Now let's imagine that we only have access to a 5-qubit device instead of the 8-qubit device 
that we need in order to run the previous circuit 
"""
# We create a 5-qubit device
dev_small = qml.device("lightning.qubit", wires=5)

# We create a QNode with the original quantum function but with the smaller device
quantum_circuit2 = qml.QNode(quantum_function, dev_small)

# We use our circuit cutter in "auto_cutter" mode
cut_circuit = qml.cut_circuit(quantum_circuit2, auto_cutter=True)

# We run the cut circuit for a specific value of the noise and the parameters just to test
output = cut_circuit(noise[0], params)
print(output)
qml.draw_mpl(cut_circuit)(noise[0], params);

Notice that circuit cutting is not something that should be used in every situation, but it sometimes can help you.

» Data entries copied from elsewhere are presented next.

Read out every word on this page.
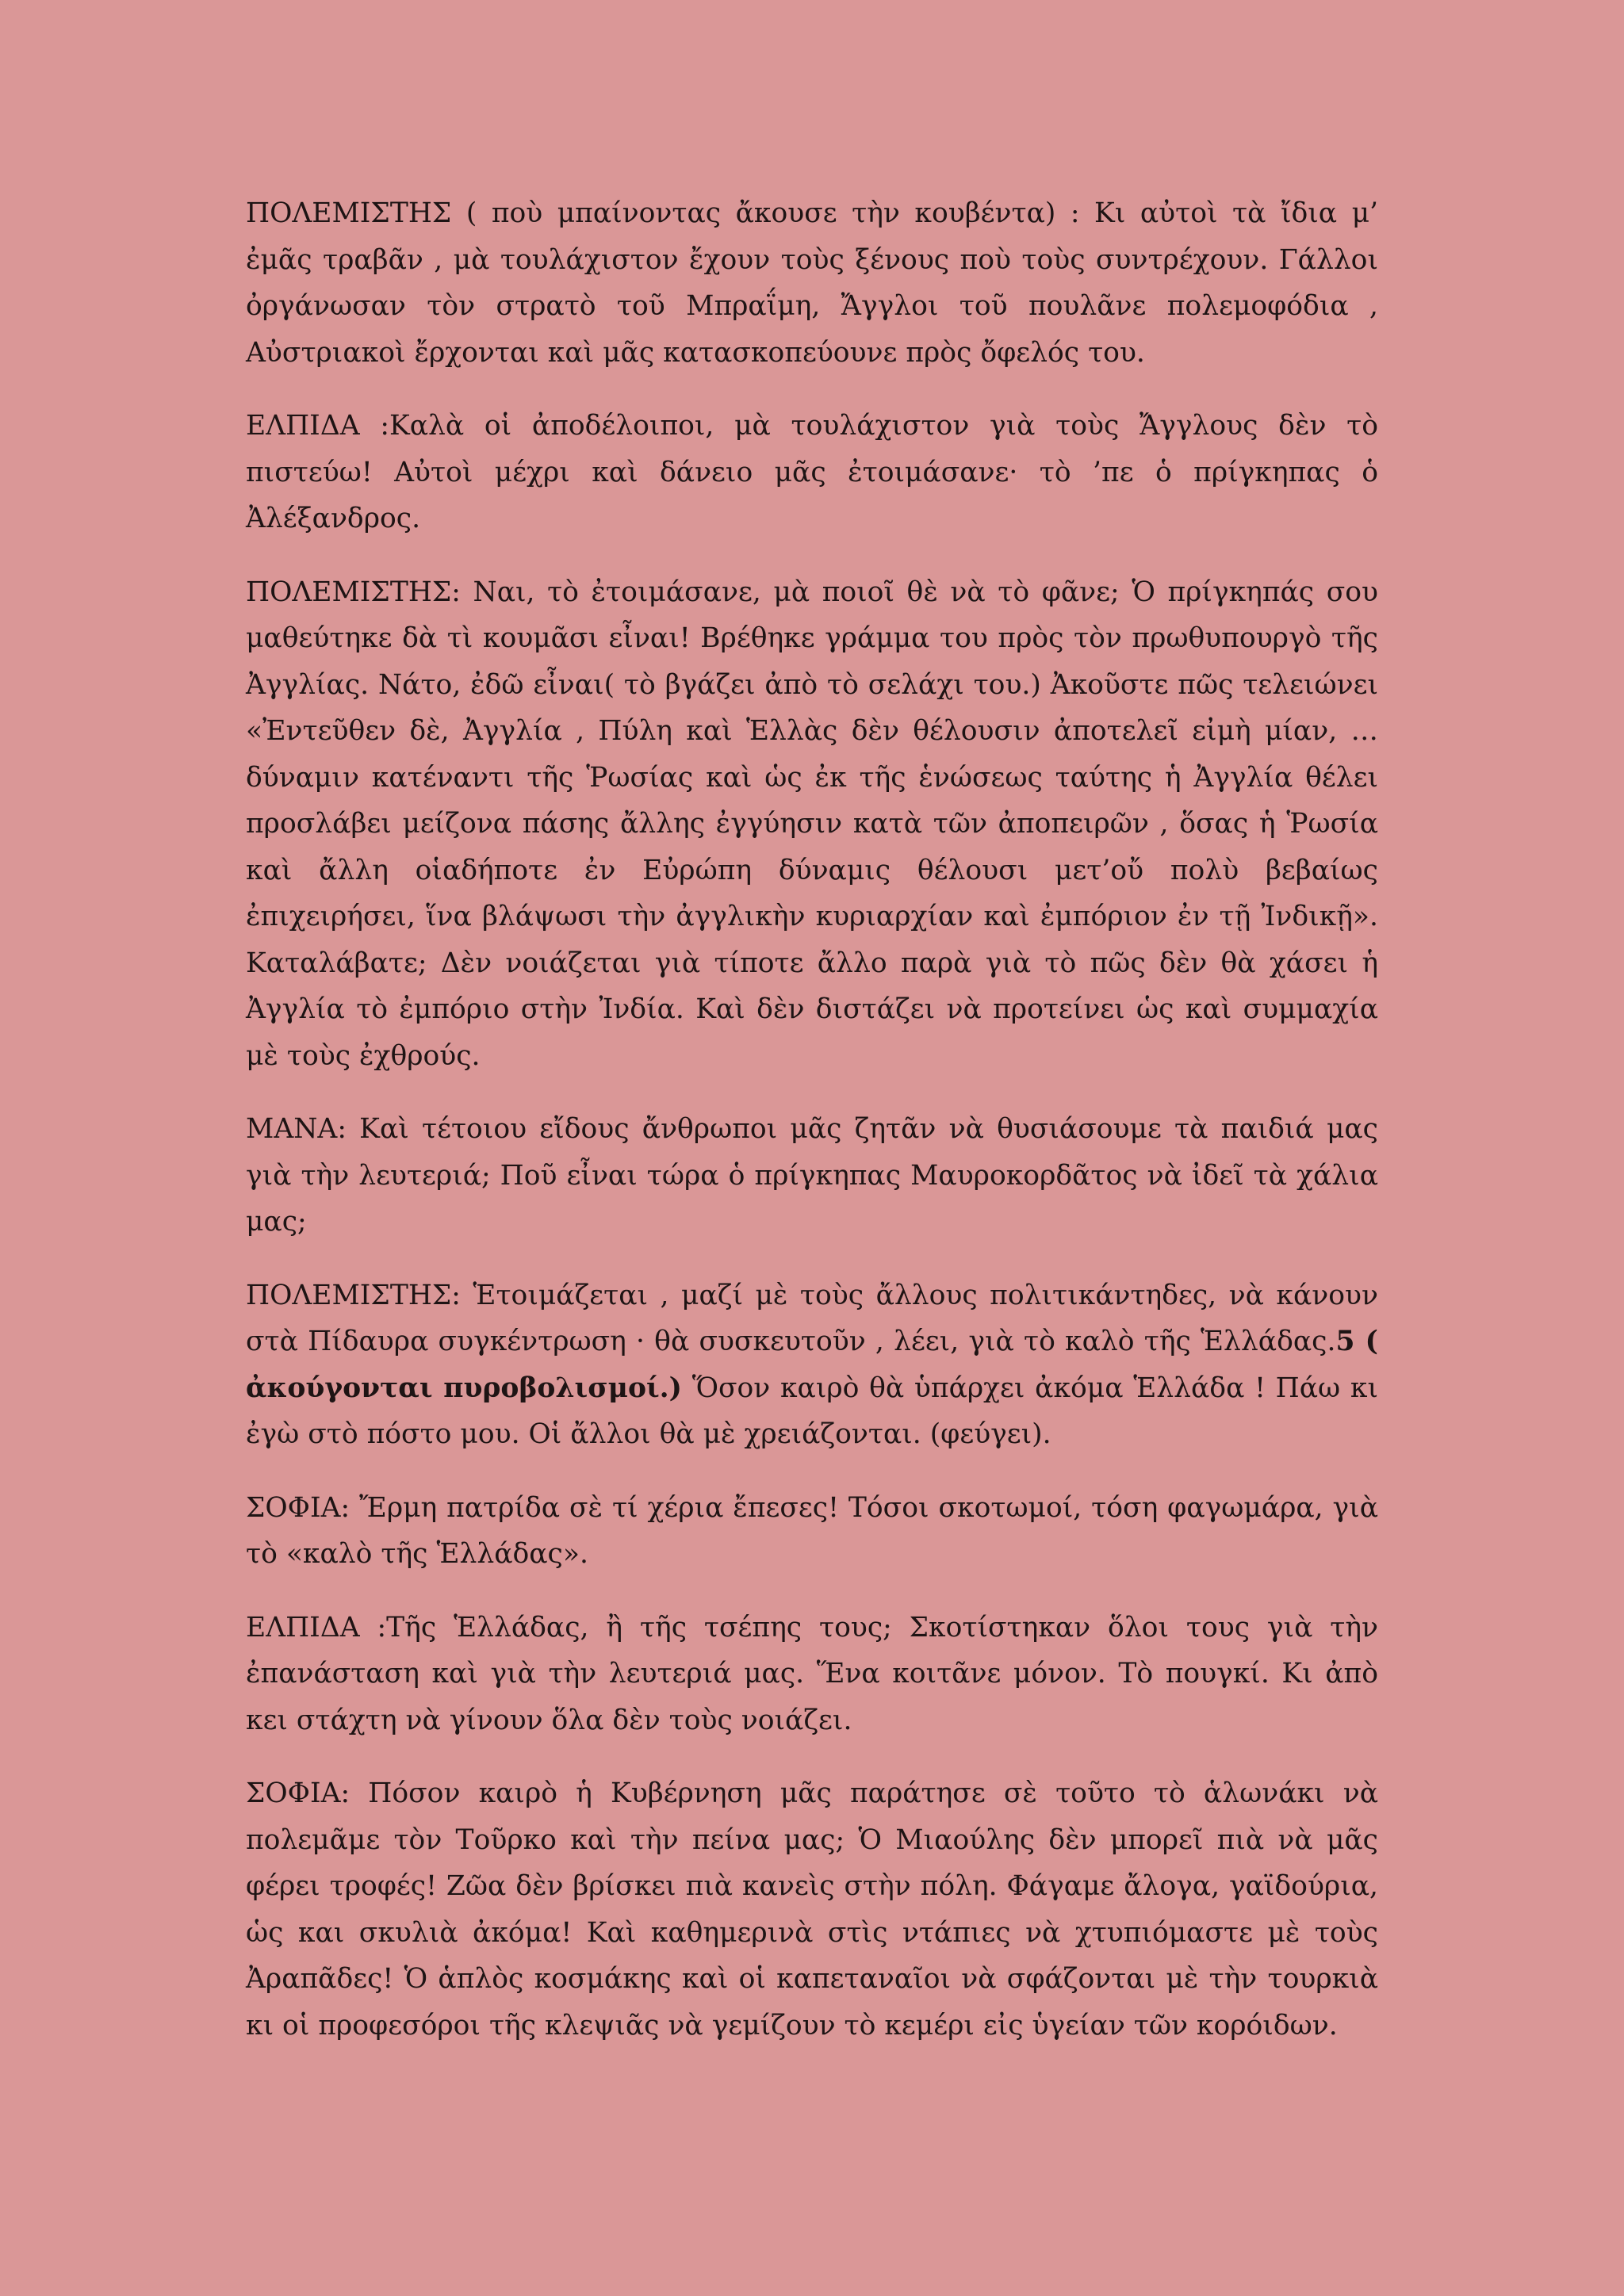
ΠΟΛΕΜΙΣΤΗΣ ( ποὺ μπαίνοντας ἄκουσε τὴν κουβέντα) : Κι αὐτοὶ τὰ ἴδια μ’ ἐμᾶς τραβᾶν , μὰ τουλάχιστον ἔχουν τοὺς ξένους ποὺ τοὺς συντρέχουν. Γάλλοι ὀργάνωσαν τὸν στρατὸ τοῦ Μπραΐμη, Ἄγγλοι τοῦ πουλᾶνε πολεμοφόδια , Αὐστριακοὶ ἔρχονται καὶ μᾶς κατασκοπεύουνε πρὸς ὄφελός του.

ΕΛΠΙΔΑ :Καλὰ οἱ ἀποδέλοιποι, μὰ τουλάχιστον γιὰ τοὺς Ἄγγλους δὲν τὸ πιστεύω! Αὐτοὶ μέχρι καὶ δάνειο μᾶς ἐτοιμάσανε· τὸ ’πε ὁ πρίγκηπας ὁ Ἀλέξανδρος.

ΠΟΛΕΜΙΣΤΗΣ: Ναι, τὸ ἐτοιμάσανε, μὰ ποιοῖ θὲ νὰ τὸ φᾶνε; Ὁ πρίγκηπάς σου μαθεύτηκε δὰ τὶ κουμᾶσι εἶναι! Βρέθηκε γράμμα του πρὸς τὸν πρωθυπουργὸ τῆς Ἀγγλίας. Νάτο, ἐδῶ εἶναι( τὸ βγάζει ἀπὸ τὸ σελάχι του.) Ἀκοῦστε πῶς τελειώνει «Ἐντεῦθεν δὲ, Ἀγγλία , Πύλη καὶ Ἑλλὰς δὲν θέλουσιν ἀποτελεῖ εἰμὴ μίαν, … δύναμιν κατέναντι τῆς Ῥωσίας καὶ ὡς ἐκ τῆς ἑνώσεως ταύτης ἡ Ἀγγλία θέλει προσλάβει μείζονα πάσης ἄλλης ἐγγύησιν κατὰ τῶν ἀποπειρῶν , ὅσας ἡ Ῥωσία καὶ ἄλλη οἱαδήποτε ἐν Εὐρώπη δύναμις θέλουσι μετ’οὔ πολὺ βεβαίως ἐπιχειρήσει, ἵνα βλάψωσι τὴν ἀγγλικὴν κυριαρχίαν καὶ ἐμπόριον ἐν τῇ Ἰνδικῇ». Καταλάβατε; Δὲν νοιάζεται γιὰ τίποτε ἄλλο παρὰ γιὰ τὸ πῶς δὲν θὰ χάσει ἡ Ἀγγλία τὸ ἐμπόριο στὴν Ἰνδία. Καὶ δὲν διστάζει νὰ προτείνει ὡς καὶ συμμαχία μὲ τοὺς ἐχθρούς.

ΜΑΝΑ: Καὶ τέτοιου εἴδους ἄνθρωποι μᾶς ζητᾶν νὰ θυσιάσουμε τὰ παιδιά μας γιὰ τὴν λευτεριά; Ποῦ εἶναι τώρα ὁ πρίγκηπας Μαυροκορδᾶτος νὰ ἰδεῖ τὰ χάλια μας;

ΠΟΛΕΜΙΣΤΗΣ: Ἑτοιμάζεται , μαζί μὲ τοὺς ἄλλους πολιτικάντηδες, νὰ κάνουν στὰ Πίδαυρα συγκέντρωση · θὰ συσκευτοῦν , λέει, γιὰ τὸ καλὸ τῆς Ἑλλάδας.5 ( ἀκούγονται πυροβολισμοί.) Ὅσον καιρὸ θὰ ὑπάρχει ἀκόμα Ἑλλάδα ! Πάω κι ἐγὼ στὸ πόστο μου. Οἱ ἄλλοι θὰ μὲ χρειάζονται. (φεύγει).

ΣΟΦΙΑ: Ἔρμη πατρίδα σὲ τί χέρια ἔπεσες! Τόσοι σκοτωμοί, τόση φαγωμάρα, γιὰ τὸ «καλὸ τῆς Ἑλλάδας».

ΕΛΠΙΔΑ :Τῆς Ἑλλάδας, ἢ τῆς τσέπης τους; Σκοτίστηκαν ὅλοι τους γιὰ τὴν ἐπανάσταση καὶ γιὰ τὴν λευτεριά μας. Ἕνα κοιτᾶνε μόνον. Τὸ πουγκί. Κι ἀπὸ κει στάχτη νὰ γίνουν ὅλα δὲν τοὺς νοιάζει.

ΣΟΦΙΑ: Πόσον καιρὸ ἡ Κυβέρνηση μᾶς παράτησε σὲ τοῦτο τὸ ἁλωνάκι νὰ πολεμᾶμε τὸν Τοῦρκο καὶ τὴν πείνα μας; Ὁ Μιαούλης δὲν μπορεῖ πιὰ νὰ μᾶς φέρει τροφές! Ζῶα δὲν βρίσκει πιὰ κανεὶς στὴν πόλη. Φάγαμε ἄλογα, γαϊδούρια, ὡς και σκυλιὰ ἀκόμα! Καὶ καθημερινὰ στὶς ντάπιες νὰ χτυπιόμαστε μὲ τοὺς Ἀραπᾶδες! Ὁ ἁπλὸς κοσμάκης καὶ οἱ καπεταναῖοι νὰ σφάζονται μὲ τὴν τουρκιὰ κι οἱ προφεσόροι τῆς κλεψιᾶς νὰ γεμίζουν τὸ κεμέρι εἰς ὑγείαν τῶν κορόιδων.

In this case, for the original quantumGAN circuit it’s not a great help, so you may instead want to reduce the depth of your circuit to reduce your RAM issues.

I hope this helps!

1 Like

Thank you for your suggestion, I am trying to apply this implementation for cutting circuit but I get this error when I run this cell:

“”"
Now let’s imagine that we only have access to a 5-qubit device instead of the 8-qubit device
that we need in order to run the previous circuit
“”"

We create a 5-qubit device

dev_small = qml.device(“lightning.qubit”, wires=7)

We create a QNode with the original quantum function but with the smaller device

quantum_circuit2 = qml.QNode(quantum_function, dev_small)

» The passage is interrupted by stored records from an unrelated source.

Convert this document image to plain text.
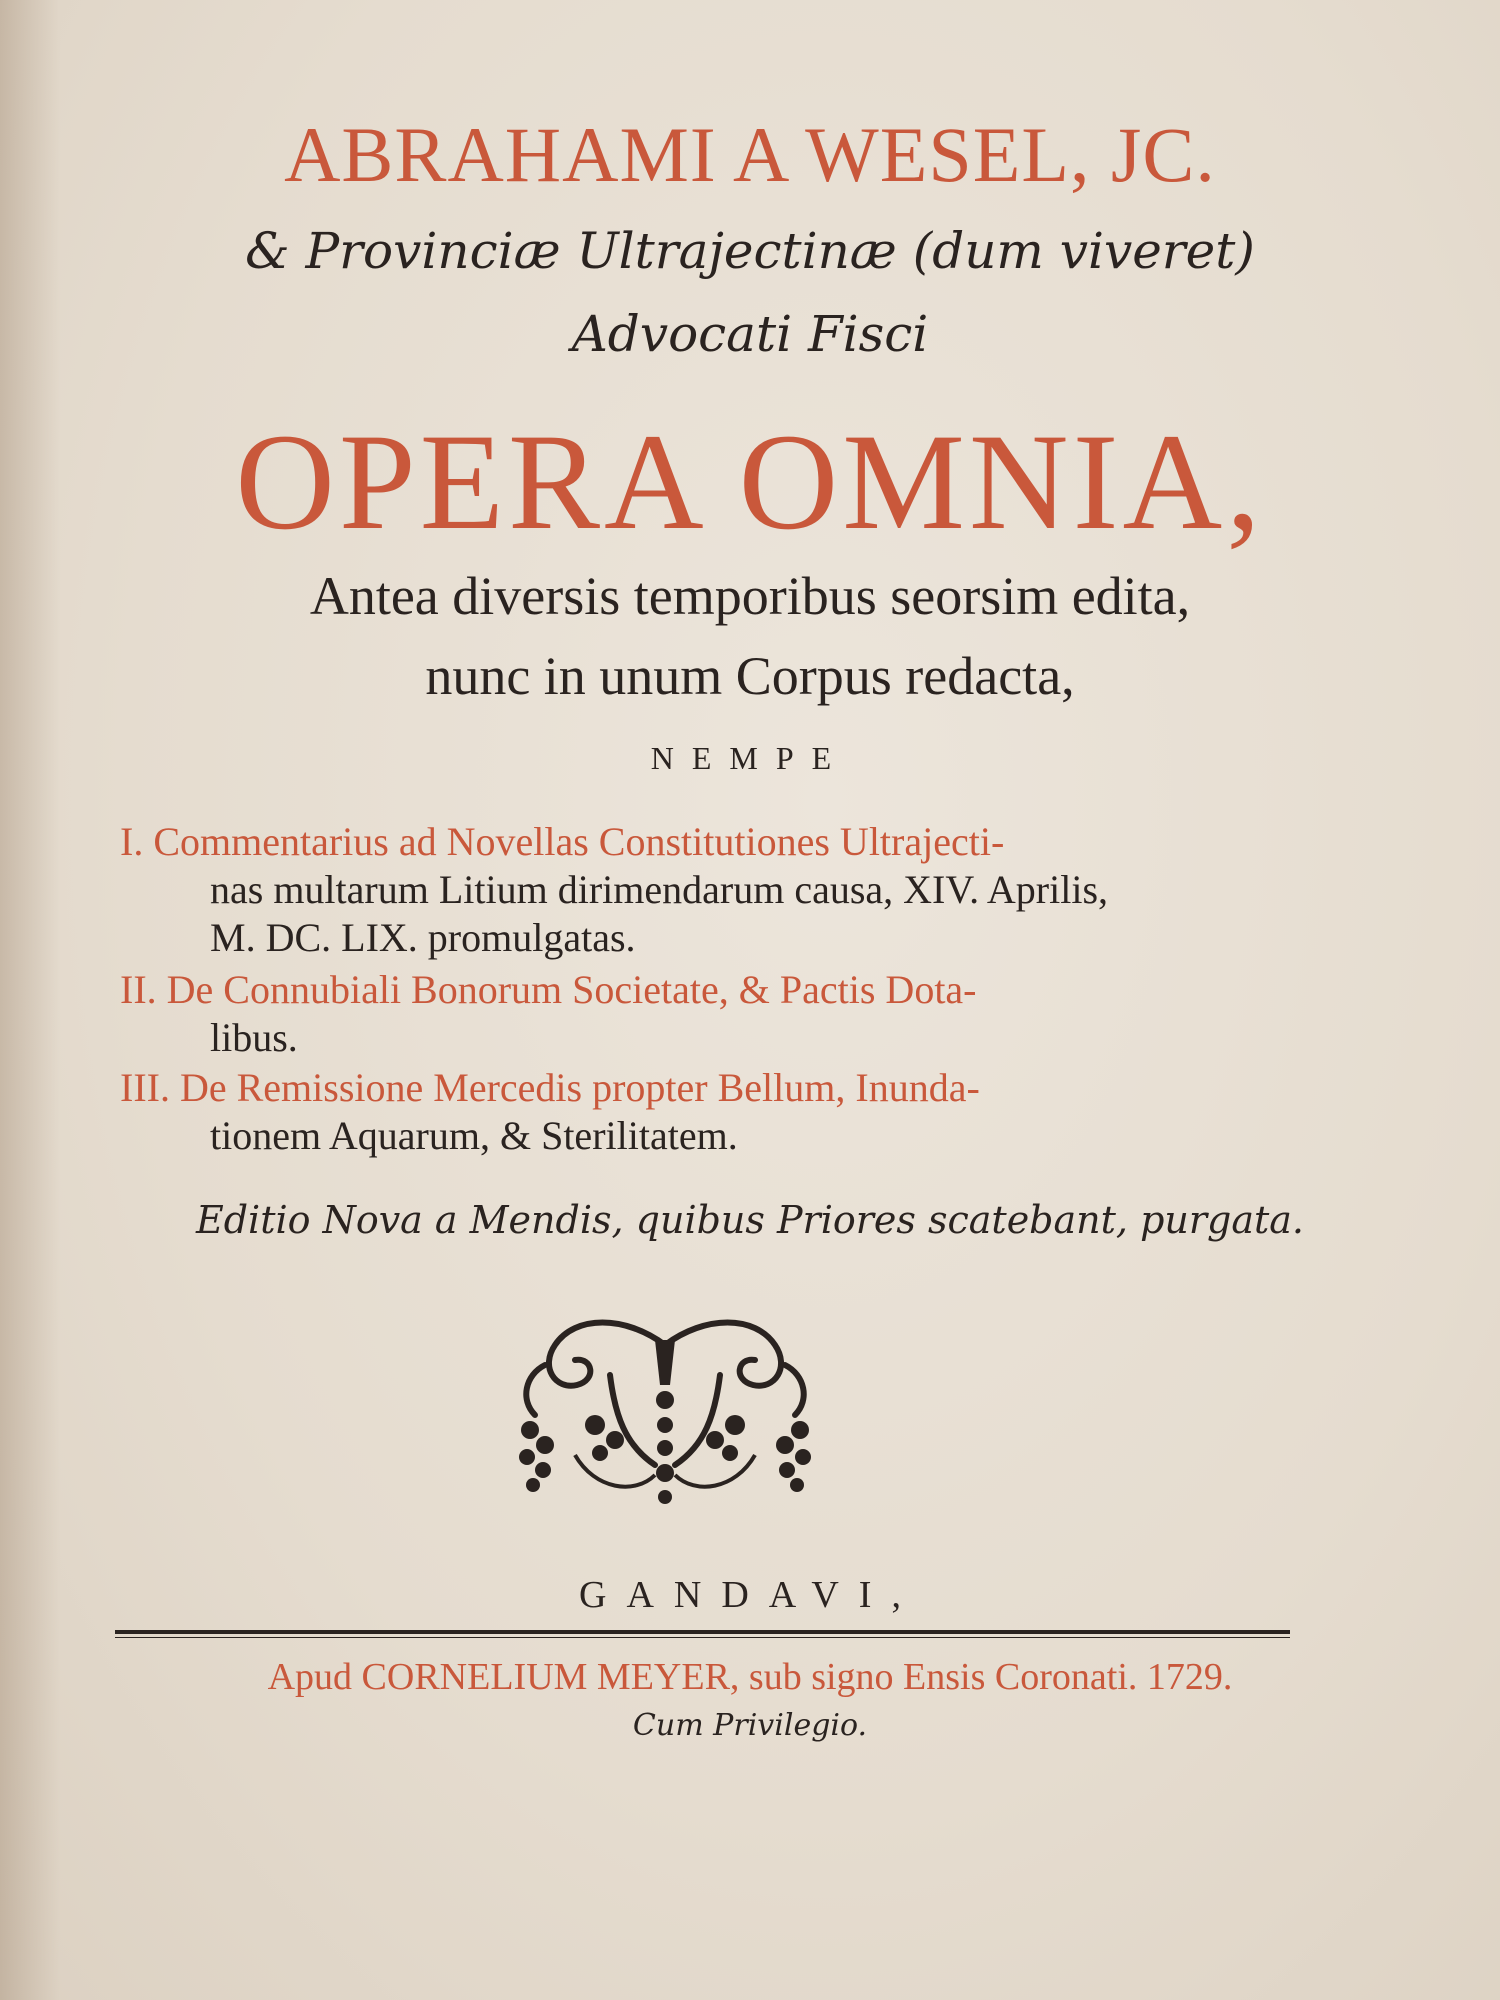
ABRAHAMI A WESEL, JC.
& Provinciæ Ultrajectinæ (dum viveret)
Advocati Fisci
OPERA OMNIA,
Antea diversis temporibus seorsim edita,
nunc in unum Corpus redacta,
NEMPE
I. Commentarius ad Novellas Constitutiones Ultrajecti-
nas multarum Litium dirimendarum causa, XIV. Aprilis,
M. DC. LIX. promulgatas.
II. De Connubiali Bonorum Societate, & Pactis Dota-
libus.
III. De Remissione Mercedis propter Bellum, Inunda-
tionem Aquarum, & Sterilitatem.
Editio Nova a Mendis, quibus Priores scatebant, purgata.
GANDAVI,
Apud CORNELIUM MEYER, sub signo Ensis Coronati. 1729.
Cum Privilegio.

We use our circuit cutter in “auto_cutter” mode

cut_circuit = qml.cut_circuit(quantum_circuit2, auto_cutter=True)

We run the cut circuit for a specific value of the noise and the parameters just to test

output = cut_circuit(noise[0], params)
print(output)
qml.draw_mpl(cut_circuit)(noise[0], params);

TypeError                                 Traceback (most recent call last)

<ipython-input-17-291b130a18a5> in <cell line: 15>()
     13 
     14 # We run the cut circuit for a specific value of the noise and the parameters just to test
---> 15 output = cut_circ(noise[0], params)
     16 print(output)
     17 qml.draw_mpl(cut_circ)(noise[0], params);

Hi @Eleonora_Panini , did you modify anything in the code I shared?
Can you please post the output of qml.about() and your full traceback error? Thanks!

I noticed that if I set the parameters as:
n_qubits = 8-> cutting to 5 q_depth = 2 n_generators = 1 q_delta = 1 batch_size = 1

OR

n_qubits = 12-> cutting to 7 q_depth = 2 n_generators = 4 q_delta = 1 batch_size = 16

It works!

If I set the parameters as my model:
n_qubits = 13 → cutting to 7 q_depth = 2 n_generators = 6 q_delta = 1 batch_size = 16
Whatever destination qubits I choose , I get the error:

Also is it normal that the draw of the cutting circuit is the same as the original?
Original with 12 qubits:

Cutted to 7 qubits:

Hi @Eleonora_Panini ,

I don’t know why your system isn’t being able to handle 13 qubits and 6 generators. Can you please post your full error traceback?

Yes, it’s ok that the drawing is the same because the drawing represents the circuit you want to run, not all of the pieces that are actually run on the device. You can think of this as part of the compilation kind of, which isn’t visible when you draw the original circuit you want to run.